Dozens of people arrested for looting in Florida as Irma moves through the state
It didn't take long for looters to take advantage of evacuated cities and law enforcement concentrating on saving lives rather than protecting property.
Dozens of looters have been arrested in Miami, Fort Lauderdale, and other communities as the breakdown in law and order has resulted in lowlifes taking advantage of the crisis.
The alleged bandits were captured by WPLG-TV looting Simon's Sportswear store, with some stepping in and out of a broken window with pilfered goods despite Irma's heavy winds and rain.
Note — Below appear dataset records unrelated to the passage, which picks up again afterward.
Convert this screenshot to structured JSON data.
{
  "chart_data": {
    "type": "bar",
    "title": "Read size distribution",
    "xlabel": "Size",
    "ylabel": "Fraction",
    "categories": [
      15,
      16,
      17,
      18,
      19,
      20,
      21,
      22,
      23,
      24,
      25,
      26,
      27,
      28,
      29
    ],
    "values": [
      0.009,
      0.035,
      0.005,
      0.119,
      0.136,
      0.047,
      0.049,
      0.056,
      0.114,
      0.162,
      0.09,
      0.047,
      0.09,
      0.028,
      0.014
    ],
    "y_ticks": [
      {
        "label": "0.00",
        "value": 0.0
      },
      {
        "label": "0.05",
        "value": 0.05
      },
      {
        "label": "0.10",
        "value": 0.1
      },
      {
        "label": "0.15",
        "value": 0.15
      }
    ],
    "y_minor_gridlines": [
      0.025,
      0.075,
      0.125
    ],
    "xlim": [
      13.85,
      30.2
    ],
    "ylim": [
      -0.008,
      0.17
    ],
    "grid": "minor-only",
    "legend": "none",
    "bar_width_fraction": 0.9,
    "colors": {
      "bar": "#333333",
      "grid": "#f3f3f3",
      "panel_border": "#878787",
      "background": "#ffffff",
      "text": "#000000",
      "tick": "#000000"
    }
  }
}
"Going to prison over a pair of sneakers is a fairly bad life choice," Fort Lauderdale Police Chief Rick Maglione said in a statement. "Stay home and look after your loved ones and be thankful they are all safe."
Police said the group also burglarized a Cash America Pawn on Sunrise Blvd.
Local law enforcement officials in other Florida counties have issued warnings for those who plan to terrorize their communities.
Miami-Dade police nabbed 28 suspected looters as of midnight Sunday.
"Any looters who come to Pembroke Pines will be greeted by our officers," the Pembroke Pines Police Department tweeted. "Choose wisely and stay home."
"ATTENTION LOOTERS; Every incident will be investigated. Evidence collected will be used to pursue charges after the fact," the Broward County Sheriff's Office wrote in a tweet.
It's hard to tell how organized the looting is, although social media and smartphones probably spread the word about a vulnerable store pretty quickly.
It's a double edged sword. While looters may have the advantage of almost instantaneous communications, law enforcement benefits by the fact that most instances of looting are caught on camera. Facial recognition software can take it from there.
No doubt some stupid liberal will tell us looting is justified because these are obviously needy people. That may be true. But if they "need" shoes, it certainly is fortuitous that they are looting a store stocked with athletic shoes worth a couple of hundred dollars each.
You wish those who take advantage of a natural disaster would be punished far more severely than simply for larceny. But the law has yet to catch up to this kind of depravity, and until it does, the looters will get away with a slap on the wrist.